World / Reporter's Journal

Turning conventional wisdom on the Chinese economy inside out


Chen Weihua

(China Daily USA)
Updated: 2014-09-16 05:26

Turning conventional wisdom on the Chinese economy inside out

Nicholas Lardy, a senior fellow at the Peterson Institute for International Economics, talks about his new book Markets over Mao: The Rise of Private Business in China, in a seminar at the Peterson Institute in Washington on Sept 10. Chen Weihua / China Daily

The prevalent view about China's economy is that the state sector has been playing an increasingly important or even dominant role. Some even describe the world's second largest economy as state capitalism.

Nicholas Lardy, a senior fellow at the Peterson Institute for International Economics, strongly disagrees.

In his latest book, Markets over Mao: The Rise of Private Business in China, the leading authority on the Chinese economy uses numerous data to argue that China's economic reform process which began in 1978 has already transformed the nation from a state-dominated economy into a predominantly market-driven economy in which private firms have become the major engine of economic growth.

While many would agree with Lardy that market forces now play an ever greater role in resource allocation in China, Lardy's study also finds little support for another often expressed view that President Hu Jintao and Premier Wen Jiabao dramatically increased the role and importance of state-owned firms in the 2003-2013 period.

Lardy believes that China's future growth will be similarly market- rather than state-driven, as he sees in China's new reform guidelines a promise to give market forces a greater say.

Lardy does acknowledge that state dominance in a few sectors, such as finance, is still an issue to be resolved in the next phase of reform. But that does not affect his overall conclusion.

The official data Lardy cited all show that private businesses have become the major source of growth in a wide range of areas, and a sole source of job creation and global trade. The study also finds that private firms have in the past years developed twice as fast as state firms.

The view that private firms don't get access to finance is outdated, according to Lardy. As the study shows, bank lending to private firms is double what it's been to state firms in recent years.

"The popular image of state banks lending overwhelmingly to state companies could not be more misleading," he said.

During a book launch seminar at the Peterson Institute on Sept 10, one fact that Lardy cited loud and clear was not something the audience, many of whom were experts in the field, expected. The number of government workers per thousand residents in China is only a third the level in France and less than half that in the US.

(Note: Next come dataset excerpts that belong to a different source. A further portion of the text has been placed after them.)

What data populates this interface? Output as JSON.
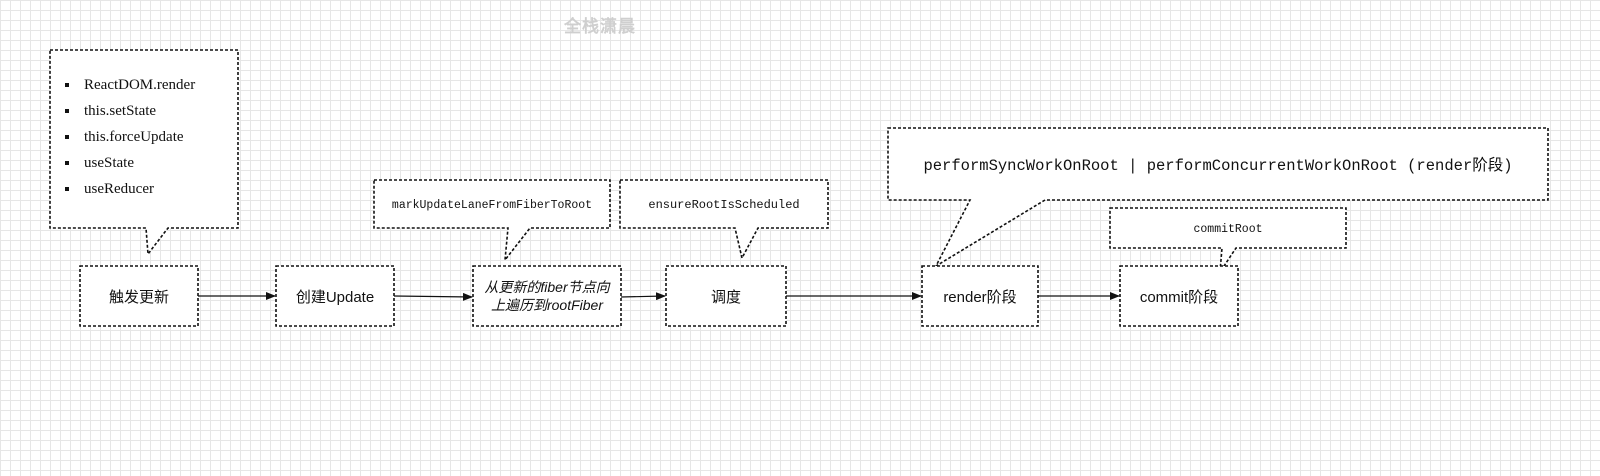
{
  "watermark": "全栈潇晨",
  "triggers": [
    "ReactDOM.render",
    "this.setState",
    "this.forceUpdate",
    "useState",
    "useReducer"
  ],
  "nodes": {
    "trigger_update": "触发更新",
    "create_update": "创建Update",
    "bubble_line1": "从更新的fiber节点向",
    "bubble_line2": "上遍历到rootFiber",
    "schedule": "调度",
    "render_phase": "render阶段",
    "commit_phase": "commit阶段"
  },
  "callouts": {
    "mark_update": "markUpdateLaneFromFiberToRoot",
    "ensure_root": "ensureRootIsScheduled",
    "perform_work": "performSyncWorkOnRoot | performConcurrentWorkOnRoot (render阶段)",
    "commit_root": "commitRoot"
  },
  "colors": {
    "stroke": "#111111",
    "grid": "#e6e6e6",
    "watermark": "#cfcfcf"
  }
}
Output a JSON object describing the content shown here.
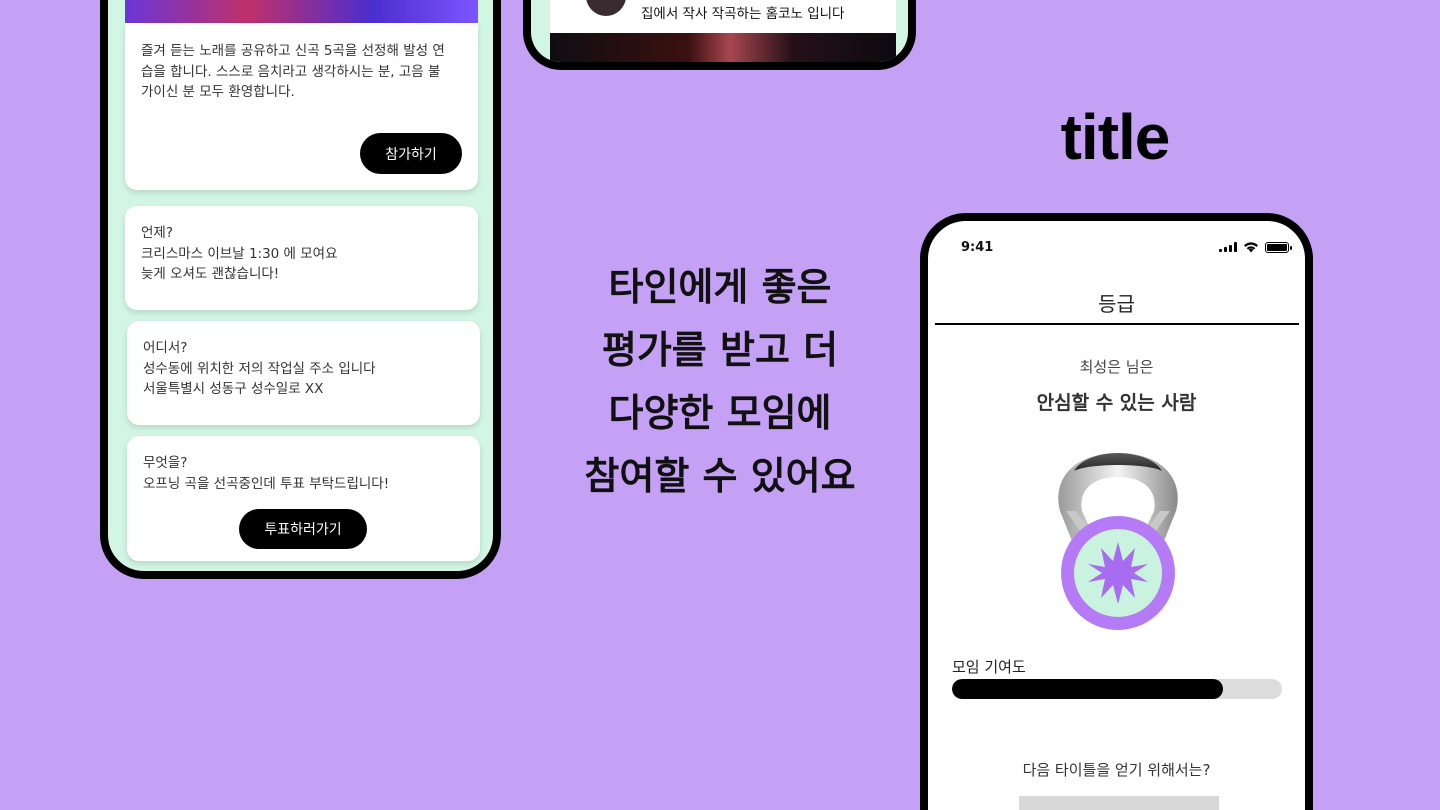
{
  "left_phone": {
    "intro_text": "즐겨 듣는 노래를 공유하고 신곡 5곡을 선정해 발성 연\n습을 합니다. 스스로 음치라고 생각하시는 분, 고음 불\n가이신 분 모두 환영합니다.",
    "join_button": "참가하기",
    "when": {
      "question": "언제?",
      "line1": "크리스마스 이브날 1:30 에 모여요",
      "line2": "늦게 오셔도 괜찮습니다!"
    },
    "where": {
      "question": "어디서?",
      "line1": "성수동에 위치한 저의 작업실 주소 입니다",
      "line2": "서울특별시 성동구 성수일로 XX"
    },
    "what": {
      "question": "무엇을?",
      "line1": "오프닝 곡을 선곡중인데  투표 부탁드립니다!"
    },
    "vote_button": "투표하러가기"
  },
  "top_phone": {
    "caption": "집에서 작사 작곡하는 홈코노 입니다"
  },
  "headline": {
    "line1": "타인에게 좋은",
    "line2": "평가를 받고 더",
    "line3": "다양한 모임에",
    "line4": "참여할 수 있어요"
  },
  "section_label": "title",
  "right_phone": {
    "status_time": "9:41",
    "nav_title": "등급",
    "user_line": "최성은 님은",
    "rank_title": "안심할 수 있는 사람",
    "contribution_label": "모임 기여도",
    "contribution_progress": 0.82,
    "next_title_question": "다음 타이틀을 얻기 위해서는?"
  },
  "colors": {
    "background": "#c4a1f4",
    "phone_background": "#d2f5e4",
    "medal_ring": "#b57af5",
    "medal_center": "#c9f2df",
    "medal_star": "#a86cf0"
  }
}
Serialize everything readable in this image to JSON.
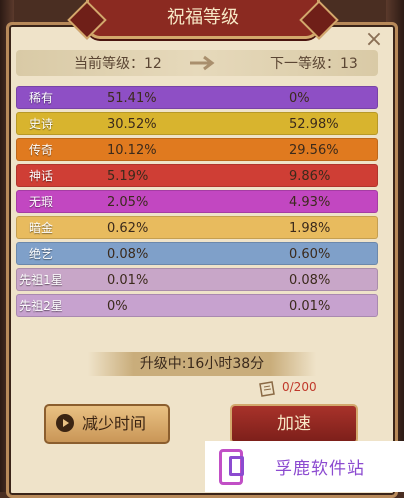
{
  "title": "祝福等级",
  "close_icon": "×",
  "level": {
    "current_label": "当前等级：12",
    "next_label": "下一等级：13"
  },
  "rows": [
    {
      "name": "稀有",
      "current": "51.41%",
      "next": "0%",
      "color": "#8e4fc5"
    },
    {
      "name": "史诗",
      "current": "30.52%",
      "next": "52.98%",
      "color": "#d8b42e"
    },
    {
      "name": "传奇",
      "current": "10.12%",
      "next": "29.56%",
      "color": "#e07a1f"
    },
    {
      "name": "神话",
      "current": "5.19%",
      "next": "9.86%",
      "color": "#cf3e35"
    },
    {
      "name": "无瑕",
      "current": "2.05%",
      "next": "4.93%",
      "color": "#c247c1"
    },
    {
      "name": "暗金",
      "current": "0.62%",
      "next": "1.98%",
      "color": "#e8bb5e"
    },
    {
      "name": "绝艺",
      "current": "0.08%",
      "next": "0.60%",
      "color": "#7fa0c9"
    },
    {
      "name": "先祖1星",
      "current": "0.01%",
      "next": "0.08%",
      "color": "#c8a6c8"
    },
    {
      "name": "先祖2星",
      "current": "0%",
      "next": "0.01%",
      "color": "#c7a2cf"
    }
  ],
  "upgrade": {
    "text": "升级中:16小时38分"
  },
  "cost": {
    "text": "0/200"
  },
  "buttons": {
    "reduce_label": "减少时间",
    "speed_label": "加速"
  },
  "watermark": {
    "text": "孚鹿软件站"
  }
}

Jin-Yong Cai, a Chinese national who is now executive vice-president and CEO of International Finance Corporation (IFC), described the methodology and data used in Lardy's book as very powerful.

Citing his experience working in the China International Capital Corp, Cai believes it is not the government's policy to create the so-called national champions for state-owned enterprises (SOEs), the intention was rather to solve some of the serious challenges facing those SOEs, which were in bad shape.Turning conventional wisdom on the Chinese economy inside out

It was all accidental rather than out of a grand plan, Cai said of the rise of some SOEs.

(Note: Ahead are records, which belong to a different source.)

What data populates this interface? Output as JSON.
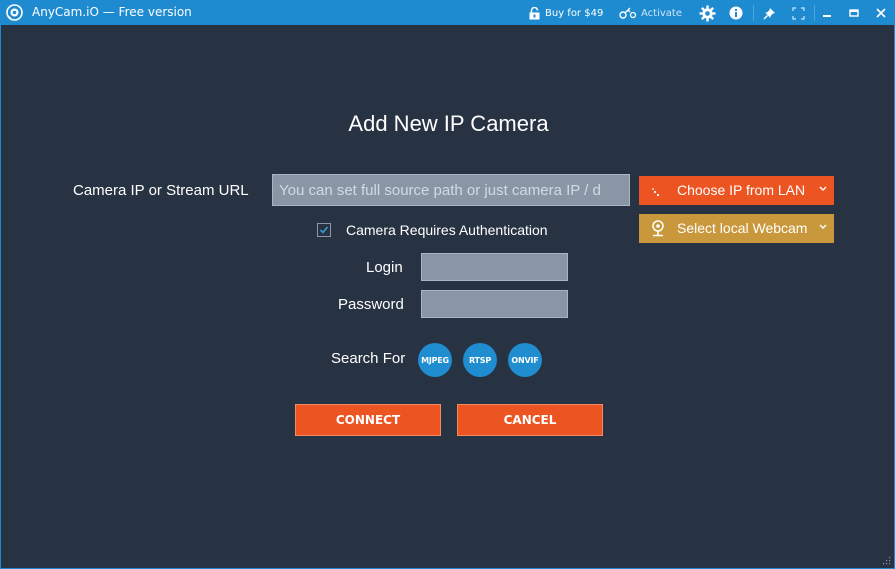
{
  "window": {
    "title": "AnyCam.iO — Free version",
    "accent": "#1e8bd1",
    "background": "#273242"
  },
  "toolbar": {
    "buy_label": "Buy for $49",
    "activate_label": "Activate",
    "icons": [
      "settings-icon",
      "info-icon",
      "pin-icon",
      "fullscreen-icon",
      "minimize-icon",
      "maximize-icon",
      "close-icon"
    ]
  },
  "form": {
    "heading": "Add New IP Camera",
    "url_label": "Camera IP or Stream URL",
    "url_value": "",
    "url_placeholder": "You can set full source path or just camera IP / d",
    "choose_ip_label": "Choose IP from LAN",
    "webcam_label": "Select local Webcam",
    "auth_label": "Camera Requires Authentication",
    "auth_checked": true,
    "login_label": "Login",
    "login_value": "",
    "password_label": "Password",
    "password_value": "",
    "search_label": "Search For",
    "search_options": [
      "MJPEG",
      "RTSP",
      "ONVIF"
    ],
    "connect_label": "CONNECT",
    "cancel_label": "CANCEL"
  },
  "colors": {
    "primary_button": "#ec5522",
    "webcam_button": "#c9973c",
    "search_pill": "#1f8dd0"
  }
}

However, Richard McGregor, the Financial Times bureau chief in Washington who has covered Chinese politics and the economy extensively, pointed out that it is extremely hard to define what are private and what are state-owned companies in China. He cited the fact that the largest shareholder of Vanke, China's largest residential real estate developer, is state-owned China Resources.

To many people, Vanke, with its high-profile founder Wang Shi, a private entrepreneur, projects the image of a private company.

McGregor also pointed out that China's state sector is highly concentrated while its private sector is fragmented. But that is an area people like Lardy hope the Chinese government will address in the next round of economic reform, in areas such as finance, telecom and oil and gas fields.

While Lardy based his analysis on economics and relatively little on politics, McGregor said that many Chinese want more involvement by the state sector to tackle all sorts of problems China faces, such as inequality and pollution.

"The next question that might be in China is not if the state is too big, but if the state is too small," he said.

Lardy said he was not sure if the people leaving the seminar would have changed their perceptions, but it would give them a new perspective.

The book, which deals with a subject that no counterpart in China has really written about, has won praise from experts such as former US secretary of treasury Lawrence Summers, now a professor at Harvard University, and Robert Zoellick, former World Bank president and US Trade Representative.

"Markets over Mao turns conventional wisdom on the Chinese economy inside out," Stephen Roach, an economist at the Yale School of Management, said about the book. "Nick Lardy's meticulous empirical analysis dispels the popular notion that a creaky state-directed economy is about to collapse. Instead, he paints a compelling picture of the staying power of China's market-based dynamism."